Medicinal plants of the genus Betula--traditional uses and a phytochemical-pharmacological review.J Ethnopharmacol. 2015 Jan 15; 159:62-83.JE
Trees and shrubs of the genus Betula (Betulaceae) inhabit various ecosystems in temperate and boreal climate zones of the northern hemisphere. The healing properties of Betula bark and bark extracts have been known for a long time in traditional medicine in different parts of the world. Several species of Betula have traditionally been used for the treatment of various inflammatory diseases including arthritis.
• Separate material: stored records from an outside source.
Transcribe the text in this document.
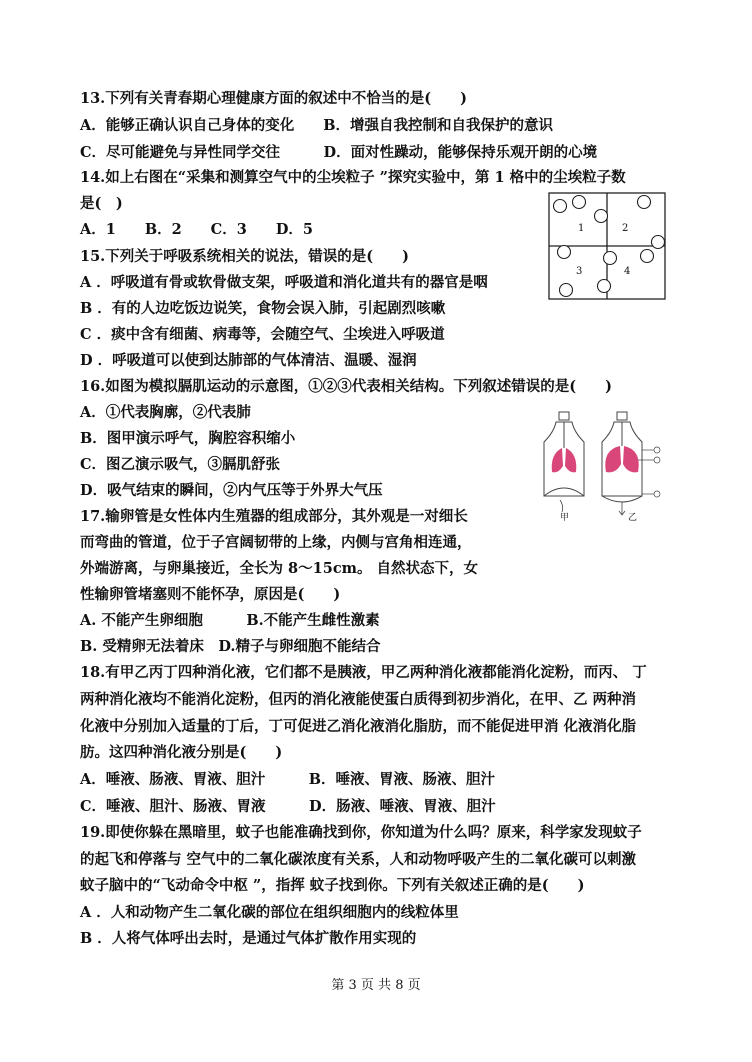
13.下列有关青春期心理健康方面的叙述中不恰当的是(　　)
A．能够正确认识自己身体的变化　　B．增强自我控制和自我保护的意识
C．尽可能避免与异性同学交往　　　D．面对性躁动，能够保持乐观开朗的心境
14.如上右图在“采集和测算空气中的尘埃粒子 ”探究实验中，第 1 格中的尘埃粒子数
是(　)
A．1　　B．2　　C．3　　D．5	1	2
3	4
15.下列关于呼吸系统相关的说法，错误的是(　　)
A ．呼吸道有骨或软骨做支架，呼吸道和消化道共有的器官是咽
B ．有的人边吃饭边说笑，食物会误入肺，引起剧烈咳嗽
C ．痰中含有细菌、病毒等，会随空气、尘埃进入呼吸道
D ．呼吸道可以使到达肺部的气体清洁、温暖、湿润
16.如图为模拟膈肌运动的示意图，①②③代表相关结构。下列叙述错误的是(　　)
A．①代表胸廓，②代表肺
B．图甲演示呼气，胸腔容积缩小
C．图乙演示吸气，③膈肌舒张
D．吸气结束的瞬间，②内气压等于外界大气压
甲	乙
17.输卵管是女性体内生殖器的组成部分，其外观是一对细长
而弯曲的管道，位于子宫阔韧带的上缘，内侧与宫角相连通，
外端游离，与卵巢接近，全长为 8～15cm。 自然状态下，女
性输卵管堵塞则不能怀孕，原因是(　　)
A. 不能产生卵细胞　　　B.不能产生雌性激素
B. 受精卵无法着床　D.精子与卵细胞不能结合
18.有甲乙丙丁四种消化液，它们都不是胰液，甲乙两种消化液都能消化淀粉，而丙、 丁
两种消化液均不能消化淀粉，但丙的消化液能使蛋白质得到初步消化，在甲、乙 两种消
化液中分别加入适量的丁后，丁可促进乙消化液消化脂肪，而不能促进甲消 化液消化脂
肪。这四种消化液分别是(　　)
A．唾液、肠液、胃液、胆汁　　　B．唾液、胃液、肠液、胆汁
C．唾液、胆汁、肠液、胃液　　　D．肠液、唾液、胃液、胆汁
19.即使你躲在黑暗里，蚊子也能准确找到你，你知道为什么吗？原来，科学家发现蚊子
的起飞和停落与 空气中的二氧化碳浓度有关系，人和动物呼吸产生的二氧化碳可以刺激
蚊子脑中的“飞动命令中枢 ”，指挥 蚊子找到你。下列有关叙述正确的是(　　)
A ．人和动物产生二氧化碳的部位在组织细胞内的线粒体里
B ．人将气体呼出去时，是通过气体扩散作用实现的
第 3 页 共 8 页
The purpose of this review is to provide updated, comprehensive and categorized information on the botany, traditional uses, phytochemistry and pharmacological and toxicological research of Betula species in order to explore their therapeutic potential and evaluate future research opportunities.
MATERIALS AND METHODS
All the available information on various species belonging to the genus Betula was collected via electronic search (using Pubmed, SciFinder, Scirus, Google Scholar, JCCC@INSTIRC and Web of Science) and a library search for articles published in peer-reviewed journals.
Although over a hundred Betula species are found distributed globally, about 7 different species of Betula have been documented for their traditional uses. Phytochemical research on Betula species has led to the isolation of triterpenoids, diarylheptanoids, phenylbutanoids, lignans, phenolics and flavonoids. Crude extracts, fractions and phytochemical constituents isolated from Betula showed a wide spectrum of in vitro and in vivo pharmacological activities like immunomodulatory, anti-inflammatory, antimicrobial, antiviral, antioxidant, antidiabetic, dermatological, gastroprotective and hepatoprotective. Antiarthritic and anticancer are the two major areas of research conducted on these species. The anti-carcinogenic effects of Betula bark, betulin as well as betulinic acid have been extensively studied.
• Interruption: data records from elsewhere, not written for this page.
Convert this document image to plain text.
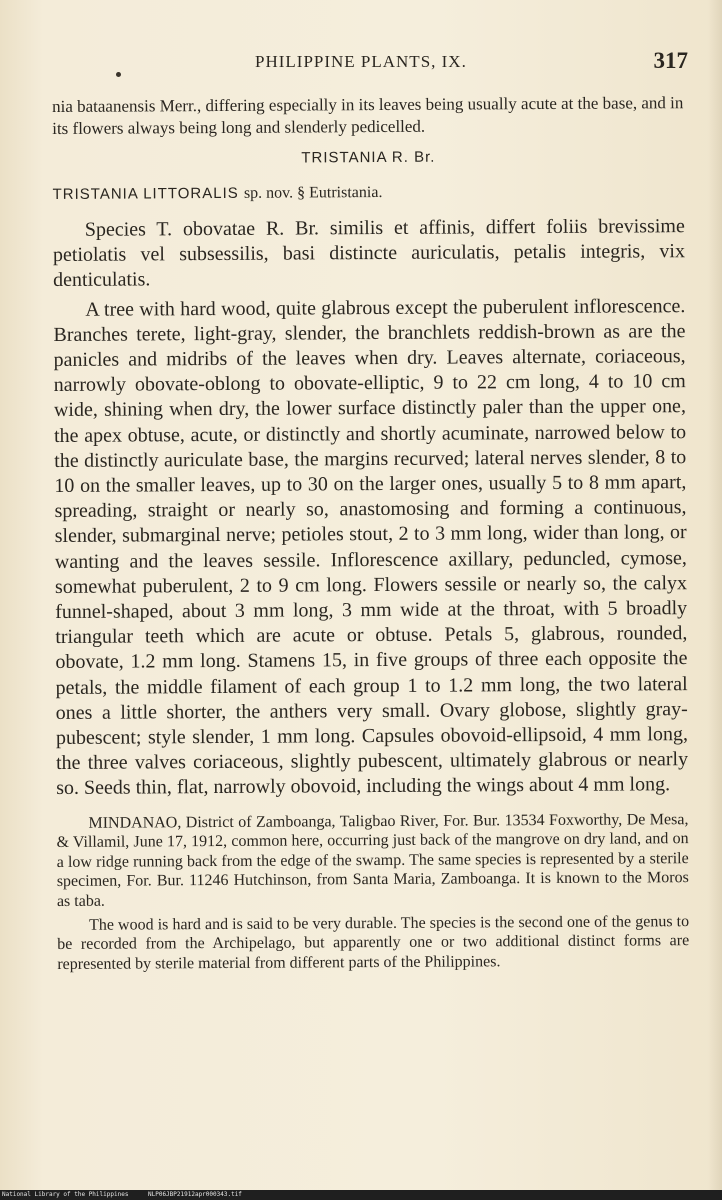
PHILIPPINE PLANTS, IX.	317

nia bataanensis Merr., differing especially in its leaves being usually acute at the base, and in its flowers always being long and slenderly pedicelled.

TRISTANIA R. Br.

TRISTANIA LITTORALIS sp. nov. § Eutristania.

Species T. obovatae R. Br. similis et affinis, differt foliis brevissime petiolatis vel subsessilis, basi distincte auriculatis, petalis integris, vix denticulatis.

A tree with hard wood, quite glabrous except the puberulent inflorescence. Branches terete, light-gray, slender, the branchlets reddish-brown as are the panicles and midribs of the leaves when dry. Leaves alternate, coriaceous, narrowly obovate-oblong to obovate-elliptic, 9 to 22 cm long, 4 to 10 cm wide, shining when dry, the lower surface distinctly paler than the upper one, the apex obtuse, acute, or distinctly and shortly acuminate, narrowed below to the distinctly auriculate base, the margins recurved; lateral nerves slender, 8 to 10 on the smaller leaves, up to 30 on the larger ones, usually 5 to 8 mm apart, spreading, straight or nearly so, anastomosing and forming a continuous, slender, submarginal nerve; petioles stout, 2 to 3 mm long, wider than long, or wanting and the leaves sessile. Inflorescence axillary, peduncled, cymose, somewhat puberulent, 2 to 9 cm long. Flowers sessile or nearly so, the calyx funnel-shaped, about 3 mm long, 3 mm wide at the throat, with 5 broadly triangular teeth which are acute or obtuse. Petals 5, glabrous, rounded, obovate, 1.2 mm long. Stamens 15, in five groups of three each opposite the petals, the middle filament of each group 1 to 1.2 mm long, the two lateral ones a little shorter, the anthers very small. Ovary globose, slightly gray-pubescent; style slender, 1 mm long. Capsules obovoid-ellipsoid, 4 mm long, the three valves coriaceous, slightly pubescent, ultimately glabrous or nearly so. Seeds thin, flat, narrowly obovoid, including the wings about 4 mm long.

MINDANAO, District of Zamboanga, Taligbao River, For. Bur. 13534 Foxworthy, De Mesa, & Villamil, June 17, 1912, common here, occurring just back of the mangrove on dry land, and on a low ridge running back from the edge of the swamp. The same species is represented by a sterile specimen, For. Bur. 11246 Hutchinson, from Santa Maria, Zamboanga. It is known to the Moros as taba.

The wood is hard and is said to be very durable. The species is the second one of the genus to be recorded from the Archipelago, but apparently one or two additional distinct forms are represented by sterile material from different parts of the Philippines.

National Library of the Philippines	NLP06JBP21912apr000343.tif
Several species belonging to the genus Betula are widely used in traditional medicine. Betula platyphylla and Betula pendula have specifically been found to be potentially useful in the treatment of degenerative joint disease. There is convincing evidence in experimental animal models in support of their anti-carcinogenic effects. However, it would be worthwhile to investigate the biochemical and physiological mechanisms as well as detailed preclinical toxicity, bioavailability, pharmacokinetics and pharmacodynamics of the different biologically active extracts as well as molecules in sufficient detail. An integrated and holistic approach is required for tapping the full potentials of this important genus.